Je n’ai pas cette volonté de puissance et je ne veux surtout pas me situer dans cette compétition délétère ! À chaque génération, son défi. Le nucléaire est une prouesse technologique. Mon grand-père qui travaillait à Merlin Gerin a contribué à la naissance de Framatome, mon père était à l’Institut français du pétrole… Moi, je veux développer le solaire mais je ne dis pas que ma technologie va remplacer toutes les autres. Dans les énergies renouvelables, il y a même une forme de modestie que j’apprécie. On développe, on fait ses preuves et le jour où on pourra décoller le Sparadrap nucléaire sans se faire mal, cela se fera naturellement.
Mais sortir du nucléaire grâce aux énergies renouvelables vous semble une ambition raisonnable, sans revenir au charbon ?
L’avenir est au 100 % renouvelable mais il faut investir pour y parvenir. Il faut aussi être précis sur les chiffres. Il y a d’un côté la puissance installée et de l’autre la production. On ne va pas tout faire avec le solaire qui ne produit pas la nuit par exemple et produit moins l’hiver que l’été. Mais il y a d’autres énergies renouvelables et des solutions de stockage à l’étude. On peut aussi se poser des questions fondamentales sur le fonctionnement de notre société : faut-il absolument produire la nuit et avoir besoin d’autant d’énergie 24h sur 24 ? On sait que cela bouleverse le rythme de ceux qui y sont contraints.
Aujourd’hui, on a pourtant le sentiment d’un grand retour du nucléaire !
Je pense qu’il y a aussi une spécificité française. On est très attaché au nucléaire et à EDF l’opérateur unique. Mais la direction donnée par Emmanuel Macron lors de son discours de Belfort en février, c’est bien de multiplier par dix la puissance solaire installée en France. Ce qui veut dire passer de 14GW à 140GW d’ici 2050. On a surtout retenu ses déclarations sur le nucléaire mais il n’a pas parlé que de cela. Et au niveau mondial, il faut savoir qu’aujourd’hui, 50 % de la puissance installée, c’est du solaire.
Qu’est-ce qui vous a permis d’être choisi par le Syder alors que vous étiez en compétition avec des géants mondiaux, notamment Total ou GreenYellow ?
On savait que la CNR allait se porter candidate avec Solarhona, sa filiale dédiée à la production solaire. On a donc décidé de s’associer pour être plus forts. On a aussi présenté notre projet avec Serfim EnR, un spécialiste lyonnais de la dépollution des sols et de la pose des réseaux. Cette proposition à trois nous a permis de l’emporter.

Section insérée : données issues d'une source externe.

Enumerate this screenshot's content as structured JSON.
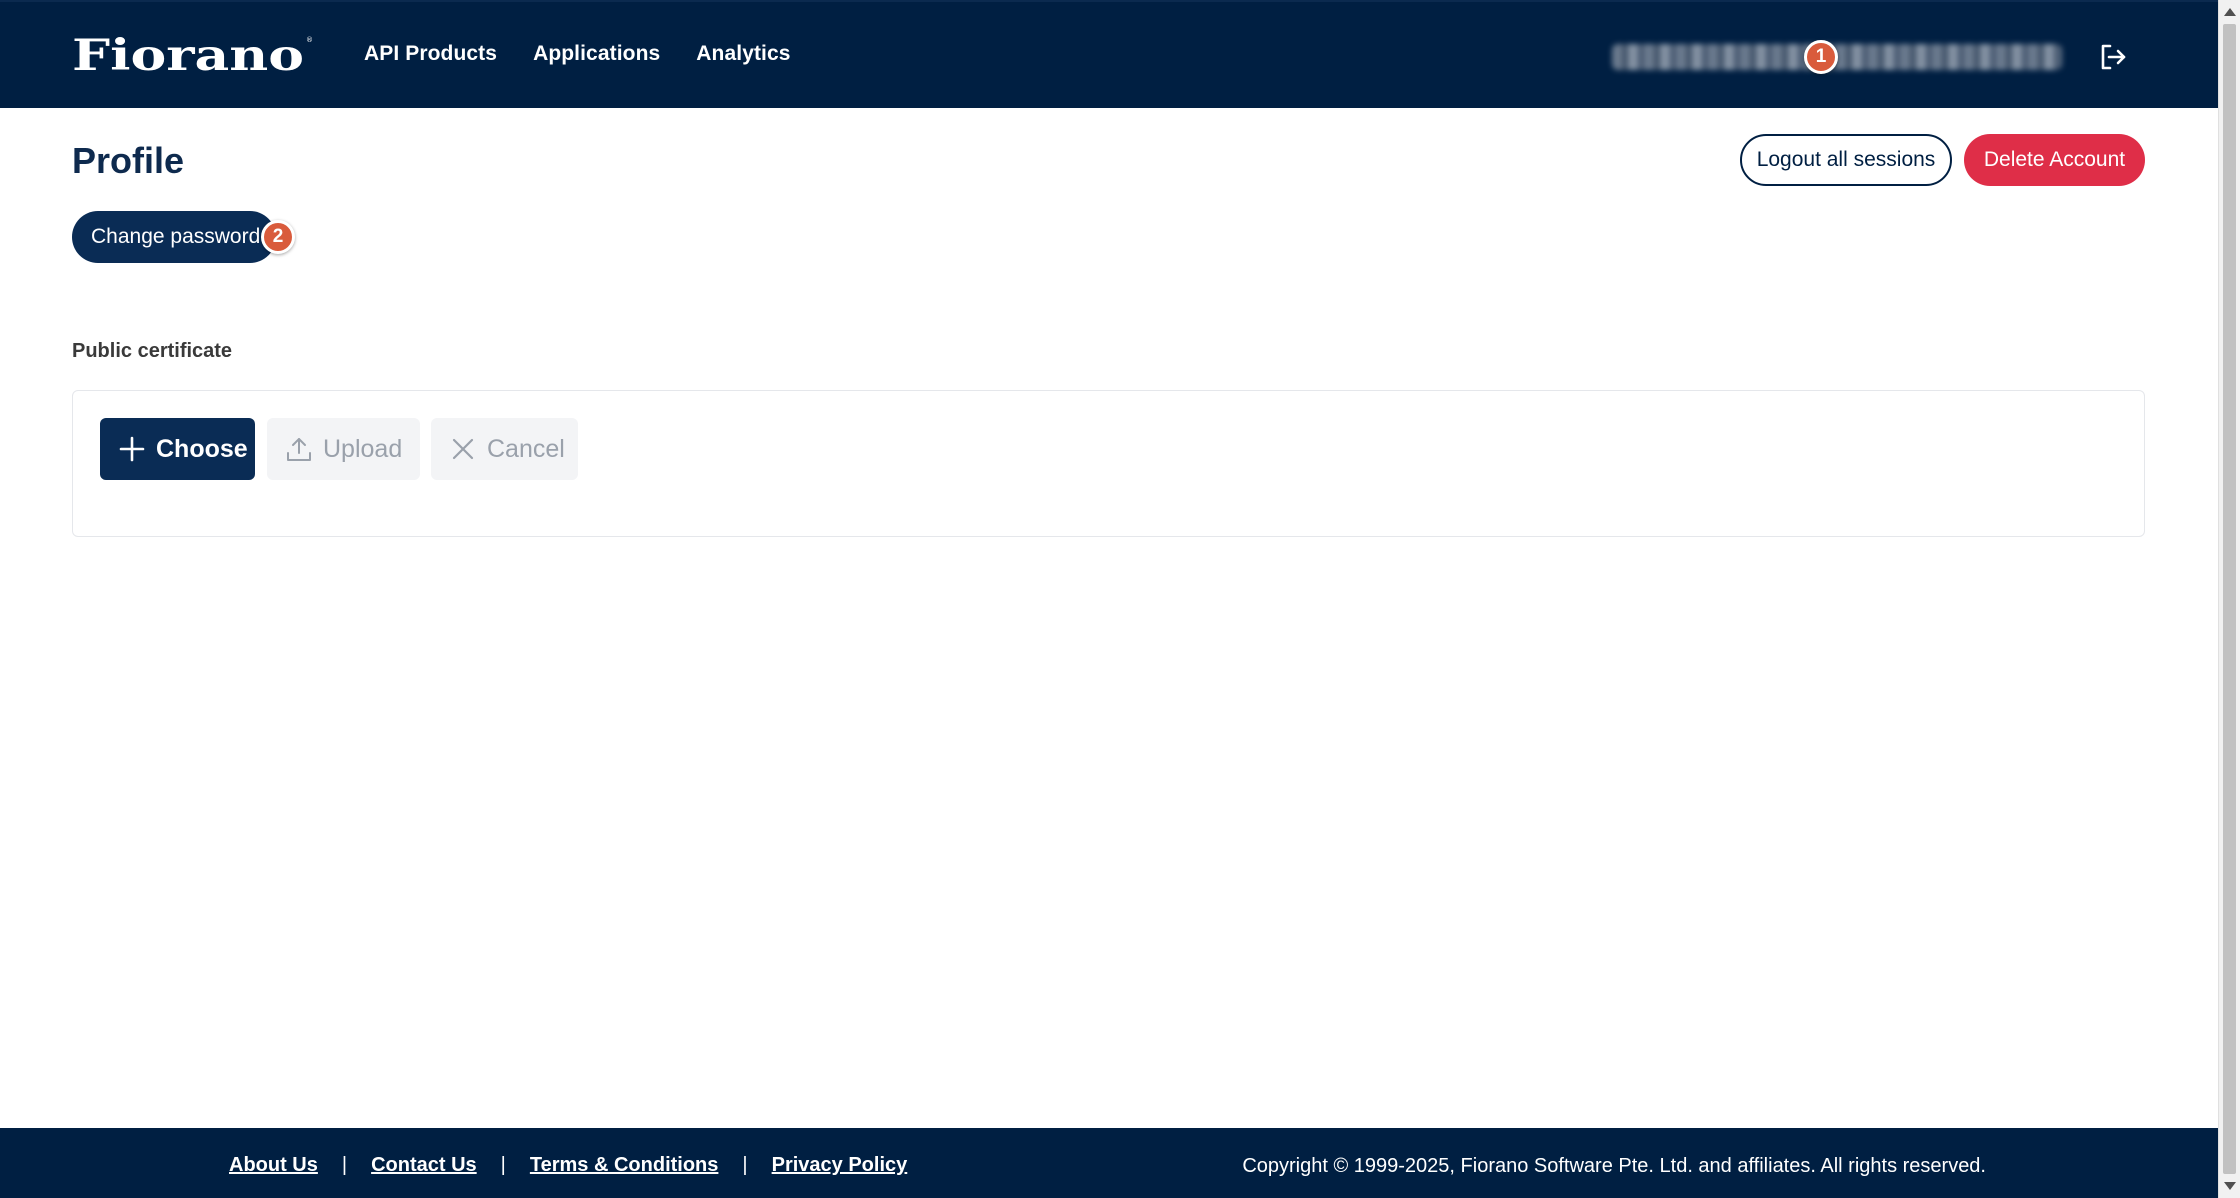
{
  "header": {
    "logo_text": "Fiorano",
    "nav": [
      {
        "label": "API Products"
      },
      {
        "label": "Applications"
      },
      {
        "label": "Analytics"
      }
    ],
    "user_email_redacted": true,
    "logout_icon": "logout-icon"
  },
  "annotations": {
    "badge_1": "1",
    "badge_2": "2"
  },
  "main": {
    "title": "Profile",
    "logout_all_label": "Logout all sessions",
    "delete_account_label": "Delete Account",
    "change_password_label": "Change password",
    "certificate": {
      "section_label": "Public certificate",
      "choose_label": "Choose",
      "upload_label": "Upload",
      "cancel_label": "Cancel"
    }
  },
  "footer": {
    "links": [
      {
        "label": "About Us"
      },
      {
        "label": "Contact Us"
      },
      {
        "label": "Terms & Conditions"
      },
      {
        "label": "Privacy Policy"
      }
    ],
    "separator": "|",
    "copyright": "Copyright © 1999-2025, Fiorano Software Pte. Ltd. and affiliates. All rights reserved."
  },
  "colors": {
    "brand_navy": "#001f42",
    "primary_button": "#0a2c55",
    "danger": "#df2e48",
    "badge": "#d95b3c"
  }
}
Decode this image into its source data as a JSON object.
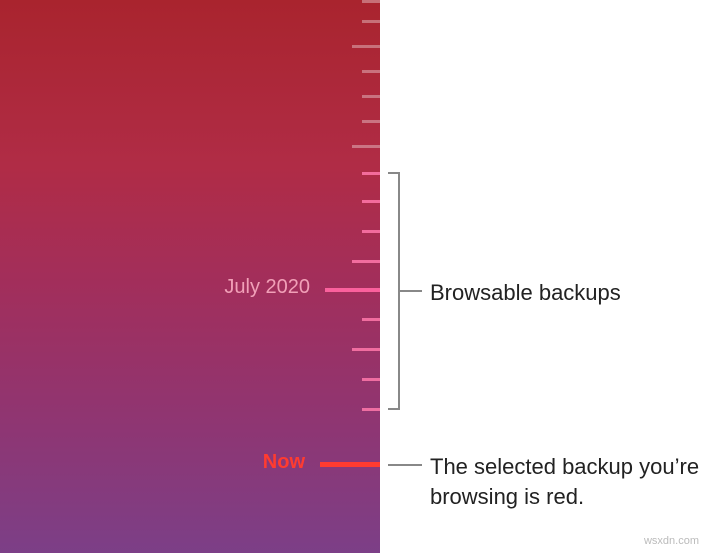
{
  "timeline": {
    "date_label": "July 2020",
    "now_label": "Now"
  },
  "annotations": {
    "browsable": "Browsable backups",
    "selected": "The selected backup you’re browsing is red."
  },
  "watermark": "wsxdn.com"
}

Comment les élus vont-ils garder la main sur ce projet ?
On va créer une société de production d’énergie renouvelable comme le permet la loi de novembre 2019 Energie-Climat qui est venue renforcer celle de 2015 qui encourageait déjà la transition énergétique. Le Syder assurera la présidence de cette SAS dont il détiendra 40 % des parts tandis que chacune des trois sociétés privées en contrôlera 20 %. On va donc co-détenir et co-investir dans une logique de co-construction pour poser 1 000 ha de panneaux solaire.
Où comptez-vous poser autant de panneaux solaires ?
Notre mission c’est d’identifier puis de qualifier des sites. Le Syder va fonctionner en tiers de confiance car le propriétaire des terrains ou des bâtiments concernés, commune, entreprise ou particulier, saura à qui, dans quelles conditions et pour quel objectif il loue ses biens. Il faut être conscient qu’aujourd’hui, des sociétés tentent de mettre des options sur des terrains pour les bloquer en promettant des loyers très intéressants. Les citoyens sont perdus face à ces sollicitations et il faut assainir la situation avec un travail préparatoire sérieux.
Tout le territoire du Nouveau Rhône est vraiment adapté ?
Évidemment, dans le Beaujolais par exemple, poser des panneaux solaires dans un vignoble très dense n’est pas facile. Mais les modes de culture peuvent évoluer. Surtout, il y a d’autres sites d’ores et déjà adaptés. Je pense aux plaines de maraîchage dans la Vallée de la Saône ou aux cultures de l’Est lyonnais. On peut également utiliser des délaissés urbains près des autoroutes, des gravières, des anciennes décharges mais aussi systématiser les ombrières sur les parkings ou encore poser des panneaux flottants sur des plans d’eaux…
Tout cela pour éviter la polémique sur les panneaux solaires qui grignotent les terres agricoles et les espaces naturels ?
Il y a effectivement cette crainte du grand parc solaire mais l’agrivoltaisme peut justement permettre d’aider les agriculteurs qui restent les grands oubliés de la transition énergétique. On leur demande de révolutionner leurs pratiques agricoles pour aller vers desplus respectueuses de la nature tout en étant rémunérés une misère. Ces panneaux solaires peuvent leur apporter un complément de revenu intéressant.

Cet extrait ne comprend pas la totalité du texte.